Mobilizing Emojis: The HAHA Campaign to Counter the Recognition of Abkhazia

By Ann Tsurtsumia-Zurabashvili

Being primarily an issue of foreign policy, the local dimension of the counter-recognition policy has remained rather overlooked. How ordinary Georgian citizens react to new external contacts of Abkhazia might be meaningless for the big picture, but it sheds light to the sentiments of societies living on both sides of the division line.     

Just months before Abkhazia would celebrate a decade of recognition, news that Syria recognized Abkhazia hit the headlines in Georgian media. Damascus’ move came after nearly seven years break since either Sukhumi or Tskhinvali had secured their last UN member recognition, increasing the significance of the event.

The Russian Federation recognized the independence of Abkhazia and South Ossetia in August 2008, in the aftermath of its brief war with Georgia. Nicaragua, Venezuela, Nauru, Vanuatu and Tuvalu followed suit. The Russian-sponsored process, however, stalled in 2011, with Vanuatu and Tuvalu denouncing their recognitions by establishing diplomatic ties with Georgia.

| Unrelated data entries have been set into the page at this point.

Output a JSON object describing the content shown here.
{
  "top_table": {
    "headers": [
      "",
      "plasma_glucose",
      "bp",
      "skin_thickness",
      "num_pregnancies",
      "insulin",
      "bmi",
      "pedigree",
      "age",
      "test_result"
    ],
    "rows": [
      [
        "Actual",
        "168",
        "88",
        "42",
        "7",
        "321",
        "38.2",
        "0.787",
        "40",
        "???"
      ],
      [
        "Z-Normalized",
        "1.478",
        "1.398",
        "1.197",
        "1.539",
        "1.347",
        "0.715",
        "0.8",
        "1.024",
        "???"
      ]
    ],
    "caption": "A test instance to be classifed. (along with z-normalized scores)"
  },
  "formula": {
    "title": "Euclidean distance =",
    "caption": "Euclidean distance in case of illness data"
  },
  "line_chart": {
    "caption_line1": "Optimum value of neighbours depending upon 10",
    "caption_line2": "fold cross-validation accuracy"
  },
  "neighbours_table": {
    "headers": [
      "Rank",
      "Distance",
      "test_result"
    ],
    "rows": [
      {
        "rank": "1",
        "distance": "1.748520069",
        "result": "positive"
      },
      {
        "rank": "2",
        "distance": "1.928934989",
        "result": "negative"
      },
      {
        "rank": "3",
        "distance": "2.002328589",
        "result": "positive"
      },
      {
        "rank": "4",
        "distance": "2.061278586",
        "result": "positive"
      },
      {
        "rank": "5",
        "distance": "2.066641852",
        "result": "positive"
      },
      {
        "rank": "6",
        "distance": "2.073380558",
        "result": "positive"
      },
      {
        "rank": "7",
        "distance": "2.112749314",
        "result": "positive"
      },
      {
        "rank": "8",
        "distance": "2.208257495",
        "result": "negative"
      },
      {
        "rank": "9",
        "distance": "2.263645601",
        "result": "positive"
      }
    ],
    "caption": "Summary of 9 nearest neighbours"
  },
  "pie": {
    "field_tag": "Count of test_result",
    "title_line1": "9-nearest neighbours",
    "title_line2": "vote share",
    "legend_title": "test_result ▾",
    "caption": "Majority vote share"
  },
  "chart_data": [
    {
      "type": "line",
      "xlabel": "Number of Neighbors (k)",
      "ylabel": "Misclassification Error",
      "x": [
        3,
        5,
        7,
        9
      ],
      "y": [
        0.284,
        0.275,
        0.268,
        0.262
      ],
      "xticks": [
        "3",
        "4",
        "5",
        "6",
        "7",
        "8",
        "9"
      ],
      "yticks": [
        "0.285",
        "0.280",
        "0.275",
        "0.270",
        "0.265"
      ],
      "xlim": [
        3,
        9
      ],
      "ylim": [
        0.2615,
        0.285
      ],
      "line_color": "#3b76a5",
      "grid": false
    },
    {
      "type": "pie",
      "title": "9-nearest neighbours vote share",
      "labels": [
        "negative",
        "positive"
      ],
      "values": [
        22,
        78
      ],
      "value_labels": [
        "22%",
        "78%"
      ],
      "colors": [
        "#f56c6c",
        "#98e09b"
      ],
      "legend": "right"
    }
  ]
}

Since then, the two separatist territories’ recognition process has been stuck in neutral. But as the Assad regime has shifted from Russian ally to client, Damascus was on the alert radar for Georgian diplomats. Being in no good terms with the US and courting the Russian president, Syria was a fertile ground for Moscow to seek new recognitions.

And as usual diplomatic practice goes, once the news was confirmed, Georgia immediately cut diplomatic ties with Syria, the international community condemned the decision and expressed support towards the territorial integrity of Georgia. At the domestic level, however, this event took an unexpected turn.

Daur Kove, the de facto Abkhaz foreign minister was first to break the news. “Congratulations to each of us! We could not think of any better present on the 25th anniversary of our victory and independence!” he wrote in a Facebook post on May 29, 2018.

Kove’s Facebook post triggered outcry among Georgians. More than ten thousand Georgians took to Facebook and reacted to the announcement with HAHA emotions, apparently to demonstrate how meaningless the event was. As a result of this rather concerted action, the Abkhaz minister was forced to put an end to his celebration on social media.

This was not the only time the HAHA emotion was “weaponized” by Georgian Facebook users. Shortly after the Kove attack, the HAHA campaign later targeted the photo of the Abkhaz president, Raul Khajimba, attending the World Cup in Russia together with South Ossetia’s de facto President, Anatoly Bibilov. As was the case with Kove’s post, Khajimba’s photo from the game with Vladimir Putin also disappeared from Facebook, as soon as he realized that thousands of users bombed the photo with the HAHA reaction.

Interestingly, social media has not worked worked well for the Abkhaz. In 2017, Abkhaz news agency Apsnypress released information, claiming that the head of Sukhumi administration had signed a memorandum with a city in Italy. However, the de facto Abkhaz foreign ministry decided to leave the name of the Italian city undisclosed, citing that Georgia had previously obstructed Sukhumi’s deals with foreign towns. It did not take long for Georgian users to identify the Mayor of Santa Maria Del Cedro, Ugo Vetere, since Sukhumi did not disclose the name but had published the picture of the visit. Georgian users were quick to remind Vetere that “Abkhazia and South Ossetia is Georgia” and the Georgian Ambassador to Italy announced shortly afterwards that the memorandum would be annulled.

It seems to be obvious that after a decade of limited recognition, Abkhazia still hopes to eventually join the club of recognized nations. On the other hand, Sukhumi’s engagement with external audiences does not only cause the counter-reaction among the Georgian authorities but it also prompts certain dynamics at the domestic level. To some extent, it may indicate a need for rethinking Georgia’s foreign policy of non-recognition.